GAINESVILLE, Fla. Before all the FSU and BCS questions were lobbed Will Muschamp's way Monday, he had something to say about JMD. As in quarterback Jeffrey Matthew Driskel.
He'll play this weekend in Tallahassee.
Driskel, the sophomore sidelined since rolling an ankle Nov. 10 during a homecoming win over Louisiana, worked out Sunday and will be available when the sixth-ranked Gators (10-1) face the rival and 10th-ranked Florida State Seminoles (10-1) Saturday at Doak Campbell Stadium.
Whether Driskel or Jacoby Brisset, who played the entire game in UF's 23-0 defeat of Jacksonville State two days ago, gets the start will depend on how the next few days of practice play out.
"What percentage will he be? I don't know right now," Muschamp said, adding Driskel would take Monday night's practice off and return to the field with his teammates Tuesday. "But he will play in the game. To what degree? Again, the week will determine that on how his health continues to improve."
It could mean Driskel starts and goes the distance. It could mean Brissett and he share snaps during the game. It could even mean Driskel gives it a go and can't continue.
Whatever the scenario, Muschamp made it clear he was confident with whoever is under center. He praised the emergency play of Brisset, who against the Gamecocks went 14 of 22 for 154 yards with no touchdowns or interceptions and was sacked once.
"I think Jacoby is able to handle anything we do," he said.
In normal circumstances, Driskel's mobility -- assuming he could plant on that ankle -- would seem a better fit against a physical and fast Florida State defense ranked No. 1 overall (236.2 yards per game), No. 1 against the run (70.6 ypg), No. 5 against the pass (165.64 ypg), along with 28 sacks and 58 tackles for loss.
On paper, those numbers look daunting when placed against UF's offensive statistics.
The Gators rank 104th among FBS teams in total offense (332.91 ypg), including 114th in passing (143.36 ypg). Florida, though, is one of the Southeastern Conference's top rushing teams, averaging 189.5 yards against some of the better defenses in the country.

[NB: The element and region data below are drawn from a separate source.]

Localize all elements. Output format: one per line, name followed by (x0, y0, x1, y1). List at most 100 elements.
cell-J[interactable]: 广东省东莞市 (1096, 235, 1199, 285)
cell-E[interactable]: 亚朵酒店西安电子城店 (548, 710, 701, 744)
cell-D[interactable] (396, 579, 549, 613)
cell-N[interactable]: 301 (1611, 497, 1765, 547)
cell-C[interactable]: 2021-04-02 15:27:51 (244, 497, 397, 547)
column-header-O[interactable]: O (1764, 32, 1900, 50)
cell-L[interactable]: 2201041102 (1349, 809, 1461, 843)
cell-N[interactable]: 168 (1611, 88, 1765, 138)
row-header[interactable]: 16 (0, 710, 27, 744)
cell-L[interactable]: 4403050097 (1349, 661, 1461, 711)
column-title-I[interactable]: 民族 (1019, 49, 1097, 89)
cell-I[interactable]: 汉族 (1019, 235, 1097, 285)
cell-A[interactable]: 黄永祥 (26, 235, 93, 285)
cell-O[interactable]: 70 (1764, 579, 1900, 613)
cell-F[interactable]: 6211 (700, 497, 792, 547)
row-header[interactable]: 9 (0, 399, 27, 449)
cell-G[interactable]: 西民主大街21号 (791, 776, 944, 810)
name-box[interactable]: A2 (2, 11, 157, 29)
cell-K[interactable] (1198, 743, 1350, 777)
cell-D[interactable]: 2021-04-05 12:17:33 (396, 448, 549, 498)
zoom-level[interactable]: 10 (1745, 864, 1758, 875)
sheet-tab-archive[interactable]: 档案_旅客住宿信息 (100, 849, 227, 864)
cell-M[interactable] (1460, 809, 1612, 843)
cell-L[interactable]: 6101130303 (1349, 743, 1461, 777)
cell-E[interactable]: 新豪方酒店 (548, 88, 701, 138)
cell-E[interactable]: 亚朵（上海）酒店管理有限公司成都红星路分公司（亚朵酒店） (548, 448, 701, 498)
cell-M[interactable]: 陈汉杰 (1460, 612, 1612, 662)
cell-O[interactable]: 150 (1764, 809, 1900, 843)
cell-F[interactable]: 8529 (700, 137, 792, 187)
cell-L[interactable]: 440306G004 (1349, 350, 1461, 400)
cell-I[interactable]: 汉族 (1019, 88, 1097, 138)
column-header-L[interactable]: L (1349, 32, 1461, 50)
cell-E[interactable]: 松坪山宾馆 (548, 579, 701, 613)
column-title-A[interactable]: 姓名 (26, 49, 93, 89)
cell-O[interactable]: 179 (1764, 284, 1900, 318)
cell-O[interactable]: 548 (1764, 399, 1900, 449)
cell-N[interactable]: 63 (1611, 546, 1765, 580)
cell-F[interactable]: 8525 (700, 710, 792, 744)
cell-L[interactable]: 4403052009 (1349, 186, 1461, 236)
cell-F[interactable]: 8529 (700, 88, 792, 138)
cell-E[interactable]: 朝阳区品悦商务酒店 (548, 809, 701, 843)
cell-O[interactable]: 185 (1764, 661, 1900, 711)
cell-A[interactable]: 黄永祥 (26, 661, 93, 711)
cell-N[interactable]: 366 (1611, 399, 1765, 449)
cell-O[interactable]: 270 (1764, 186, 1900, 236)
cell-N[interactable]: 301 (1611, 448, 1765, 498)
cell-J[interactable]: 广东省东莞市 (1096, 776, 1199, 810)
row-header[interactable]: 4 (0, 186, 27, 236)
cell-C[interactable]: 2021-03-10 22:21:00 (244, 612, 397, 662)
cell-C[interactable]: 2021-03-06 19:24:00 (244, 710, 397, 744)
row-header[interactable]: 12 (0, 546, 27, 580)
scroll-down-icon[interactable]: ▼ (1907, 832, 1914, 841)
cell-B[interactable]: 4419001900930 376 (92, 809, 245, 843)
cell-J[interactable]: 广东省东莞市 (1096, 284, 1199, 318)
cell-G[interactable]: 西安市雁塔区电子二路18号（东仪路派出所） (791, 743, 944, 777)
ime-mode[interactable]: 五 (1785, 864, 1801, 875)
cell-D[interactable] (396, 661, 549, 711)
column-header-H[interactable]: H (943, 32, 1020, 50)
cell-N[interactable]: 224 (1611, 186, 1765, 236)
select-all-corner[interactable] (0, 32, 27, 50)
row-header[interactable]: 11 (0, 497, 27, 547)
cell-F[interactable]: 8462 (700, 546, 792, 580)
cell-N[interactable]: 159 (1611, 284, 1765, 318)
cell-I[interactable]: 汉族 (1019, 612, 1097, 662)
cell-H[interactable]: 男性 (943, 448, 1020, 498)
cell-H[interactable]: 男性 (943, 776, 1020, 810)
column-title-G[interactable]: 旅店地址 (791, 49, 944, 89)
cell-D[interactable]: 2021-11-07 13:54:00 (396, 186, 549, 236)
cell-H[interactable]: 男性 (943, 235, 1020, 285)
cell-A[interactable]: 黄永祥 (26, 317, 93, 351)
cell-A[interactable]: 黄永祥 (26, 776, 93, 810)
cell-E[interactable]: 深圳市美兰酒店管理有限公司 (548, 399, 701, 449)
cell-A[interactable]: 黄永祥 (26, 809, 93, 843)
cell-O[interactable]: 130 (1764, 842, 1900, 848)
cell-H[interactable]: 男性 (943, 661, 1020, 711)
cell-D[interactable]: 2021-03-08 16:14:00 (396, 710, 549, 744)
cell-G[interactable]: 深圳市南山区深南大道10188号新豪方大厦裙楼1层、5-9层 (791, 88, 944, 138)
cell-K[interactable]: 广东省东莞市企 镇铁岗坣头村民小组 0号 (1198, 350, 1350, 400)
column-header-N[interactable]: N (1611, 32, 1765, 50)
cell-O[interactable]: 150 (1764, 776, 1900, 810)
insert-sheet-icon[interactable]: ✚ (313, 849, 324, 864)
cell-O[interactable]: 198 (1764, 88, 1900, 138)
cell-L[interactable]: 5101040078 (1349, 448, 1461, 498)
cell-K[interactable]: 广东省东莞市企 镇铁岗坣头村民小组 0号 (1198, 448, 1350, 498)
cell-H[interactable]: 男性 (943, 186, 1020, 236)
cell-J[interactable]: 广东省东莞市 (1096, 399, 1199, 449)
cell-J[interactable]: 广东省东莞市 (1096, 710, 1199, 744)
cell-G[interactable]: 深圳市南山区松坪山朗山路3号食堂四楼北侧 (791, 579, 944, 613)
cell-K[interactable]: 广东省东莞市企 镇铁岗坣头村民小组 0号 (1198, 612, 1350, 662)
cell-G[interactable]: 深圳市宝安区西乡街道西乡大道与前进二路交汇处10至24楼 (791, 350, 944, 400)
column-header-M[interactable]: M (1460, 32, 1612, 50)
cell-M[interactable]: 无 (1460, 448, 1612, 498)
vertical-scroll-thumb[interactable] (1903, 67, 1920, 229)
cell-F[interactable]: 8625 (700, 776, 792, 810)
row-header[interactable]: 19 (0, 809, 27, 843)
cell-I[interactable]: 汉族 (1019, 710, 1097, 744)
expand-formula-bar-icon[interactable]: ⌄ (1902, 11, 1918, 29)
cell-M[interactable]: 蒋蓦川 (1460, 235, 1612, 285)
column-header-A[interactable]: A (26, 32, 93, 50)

Not that Muschamp cares all that much about numbers.
In starting the first 10 games of the season, Driskel completed nearly 65 percent of his passes for 1,324 yards, 10 touchdowns and three interceptions. He also was UF's second-leading rusher with 424 yards and four touchdowns.
"At the end of the day, the most important thing is winning the game and doing what it takes to win games," he said. "That's what we're judged on. Not style points, not stats. None of those things matter to me."
At 10-1, they probably shouldn't.
Even after a shutout victory over Jacksonville State that was far from dominating, the Gators benefited from BCS insanity late Saturday night. Losses by top-ranked Kansas State and second-ranked Oregon moved Florida to No. 4 in the BCS standings, behind only Notre Dame, Alabama and Georgia, respectively and at least into that title conversation again should a number of things happen this coming Saturday.
"Huge if," Muschamp said.
His players weren't biting, either.
"We're just going to try and go up to Tallahassee and play like we've been playing all season," senior linebacker Jon Bostic said. "The rest will play itself out."
Senior nose tackle Omar Hunter claimed ignorance to the whole BCS mess.
"I didn't even know we were No. 4. I thought it was like 21 or something like that," he said. "It would be great playing for a national championship again, but we just got to worry about Florida State this week."
The Seminoles provide plenty of fodder on that front, starting with a lopsided two-game winning streak in the series by a combined score of 52-14.
On the list of lows from the 2011 season was the 21-7 beatdown the Seminoles put to the Gators at Florida Field on Senior Night.
After that one, Muschamp announced to the press corps that Florida was a "soft football team," as tough a criticism as any coach could levy on his players.
He was asked Monday what prompted that pronouncement.
"It was a culmination of things that got built up," Muschamp said of his post-game rant. "A little frustration, and you say what's on your mind. That's what I do with my team in the locker room when the game is over, and that would have been our challenge as we moved forward from that point and into our offseason program."
The toughness factor since?
"Night and day," Muschamp said.
One year later, that's also the result the coach, players and everything orange and blue will be looking for Saturday.